I don’t even care if it’s opt-in. I don’t want dormant malware on my PC either.
To be clear. I actually like Windows 11. I don’t care about the general telemetry, though I disabled the typing data crap. Most of the things in the last few months about ads in Windows, about blocking apps, etc have been overblown and aren’t actually big problems in isolation. Even this is a little overblown right now as it requires an NPU which the vast majority of systems don’t have. But, this is just so tone-deaf and an obviously terrible idea that it needs to be put down hard.
as it requires an NPU which the vast majority of systems don’t have
Don’t have at the time. I agree with you but argument that it’s not an issue for many people right now will bite the majority eventually
I don’t want *dormant* malware on my PC either.
“Why not?”
–Micro$oft, probably
Yeah, they’re so focused on screwing me over that I’m worried eventually I’ll miss something.

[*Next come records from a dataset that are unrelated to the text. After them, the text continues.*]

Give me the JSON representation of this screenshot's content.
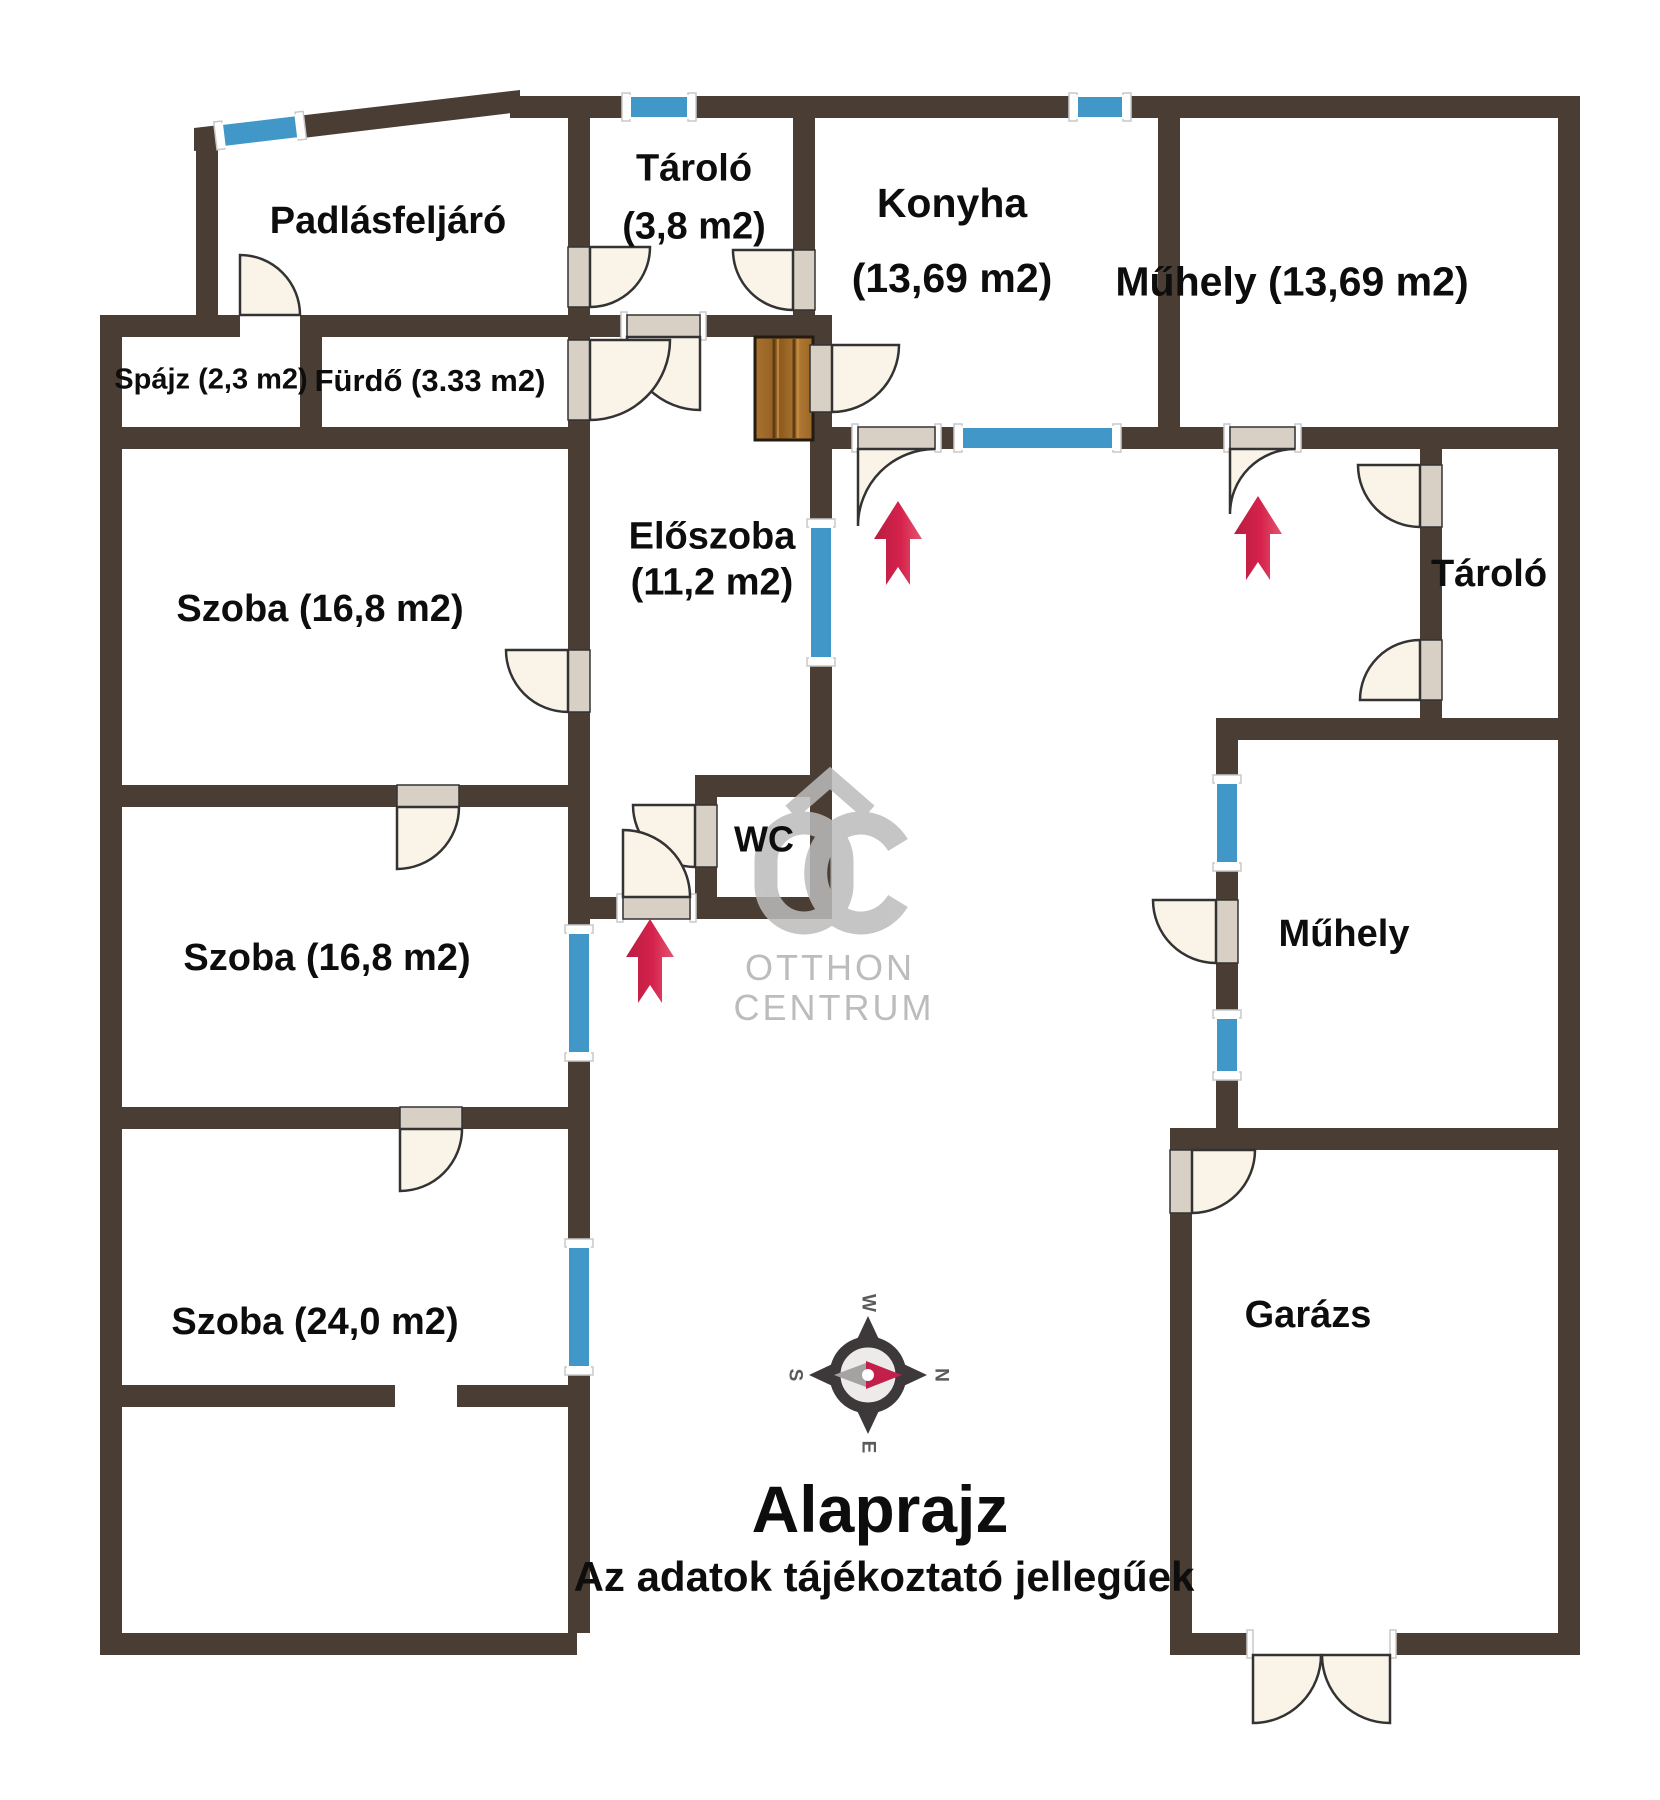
{
  "meta": {
    "plan_title": "Alaprajz",
    "disclaimer": "Az adatok tájékoztató jellegűek"
  },
  "compass": {
    "north": "N",
    "east": "E",
    "south": "S",
    "west": "W"
  },
  "watermark": {
    "brand_top": "OTTHON",
    "brand_bottom": "CENTRUM"
  },
  "rooms": {
    "padlasfeljaro": {
      "name": "Padlásfeljáró"
    },
    "spajz": {
      "name": "Spájz (2,3 m2)"
    },
    "furdo": {
      "name": "Fürdő (3.33 m2)"
    },
    "tarolo_top": {
      "name": "Tároló",
      "area": "(3,8 m2)"
    },
    "konyha": {
      "name": "Konyha",
      "area": "(13,69 m2)"
    },
    "muhely_top": {
      "name": "Műhely (13,69 m2)"
    },
    "eloszoba": {
      "name": "Előszoba",
      "area": "(11,2 m2)"
    },
    "wc": {
      "name": "WC"
    },
    "szoba1": {
      "name": "Szoba (16,8 m2)"
    },
    "szoba2": {
      "name": "Szoba (16,8 m2)"
    },
    "szoba3": {
      "name": "Szoba (24,0 m2)"
    },
    "tarolo_right": {
      "name": "Tároló"
    },
    "muhely_right": {
      "name": "Műhely"
    },
    "garazs": {
      "name": "Garázs"
    }
  },
  "colors": {
    "wall": "#4a3d34",
    "window": "#4198c8",
    "door_leaf": "#faf3e8",
    "door_in_wall": "#d8d0c4",
    "entrance_arrow": "#d5224c",
    "watermark": "#bcbcbc",
    "wood": "#a8722f"
  }
}
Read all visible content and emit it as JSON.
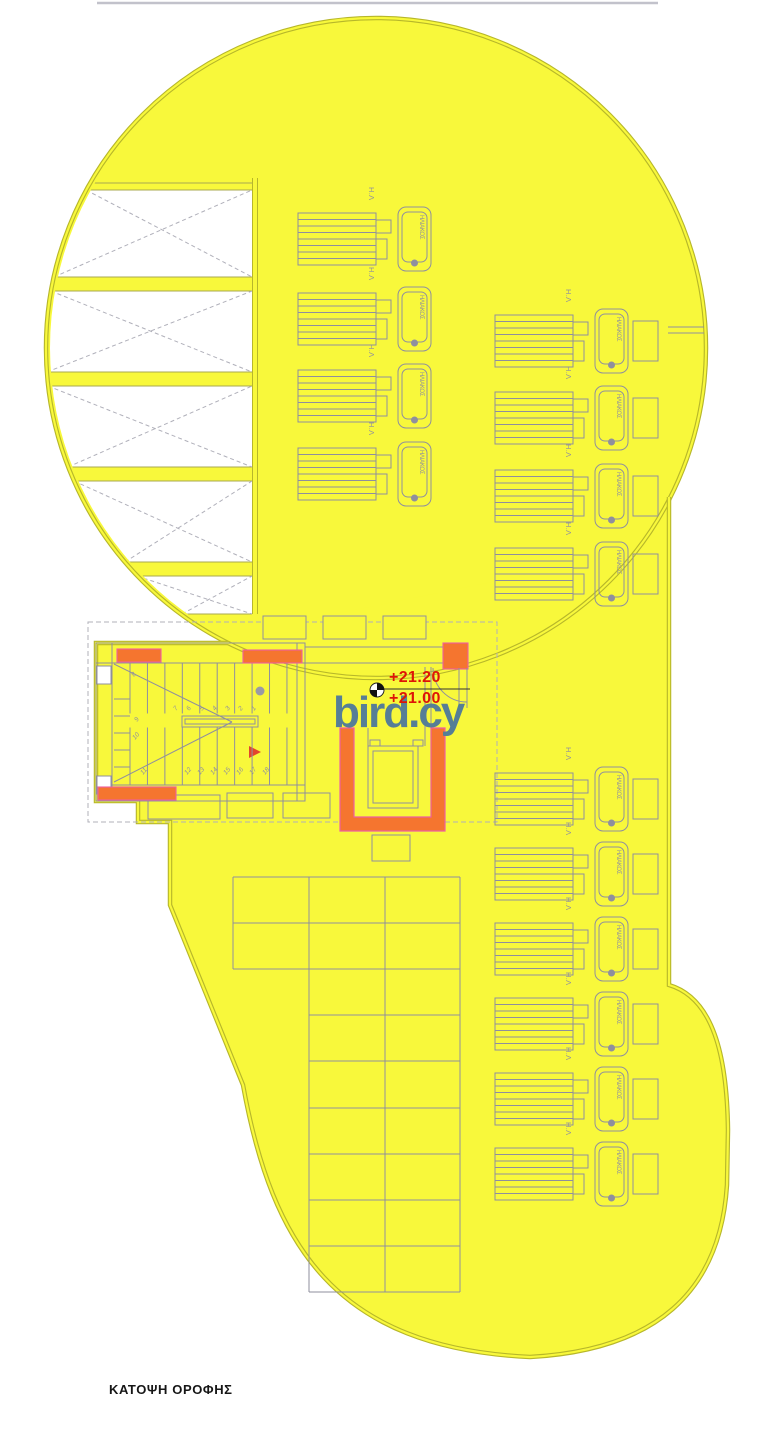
{
  "plan": {
    "title": "ΚΑΤΟΨΗ ΟΡΟΦΗΣ",
    "watermark": "bird.cy",
    "levels": {
      "upper": "+21.20",
      "lower": "+21.00"
    },
    "stair": {
      "upper_flight": [
        "7",
        "6",
        "5",
        "4",
        "3",
        "2",
        "1"
      ],
      "corner": "8",
      "side": [
        "9",
        "10",
        "11"
      ],
      "lower_flight": [
        "12",
        "13",
        "14",
        "15",
        "16",
        "17",
        "18"
      ]
    },
    "solar": {
      "unit_label": "Η.Λ",
      "tank_text": "ΗΛΙΑΚΟΣ",
      "columns": [
        {
          "id": "top-center",
          "units": 4
        },
        {
          "id": "upper-right",
          "units": 4
        },
        {
          "id": "lower-right",
          "units": 6
        }
      ]
    },
    "colors": {
      "roof_yellow": "#F8F83B",
      "outline_olive": "#B7B72A",
      "line_gray": "#8F8F9E",
      "hatch_gray": "#B0B0BA",
      "wall_orange": "#F5752F",
      "wall_magenta": "#EE5FA0",
      "level_red": "#DE1507",
      "watermark_steel": "#567E96",
      "title_ink": "#161616"
    }
  }
}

Most of the things in the last few months about ads in Windows, about blocking apps, etc have been overblown and aren’t actually big problems in isolation.
Any telemetry sent without a very clearly informed opt in is malicious. Any ad in an OS is malicious. There is no valid justification for either.
Pretty sure they already said it would be opt-in. This is just planned damage control. The fools have already shown their hand. Again.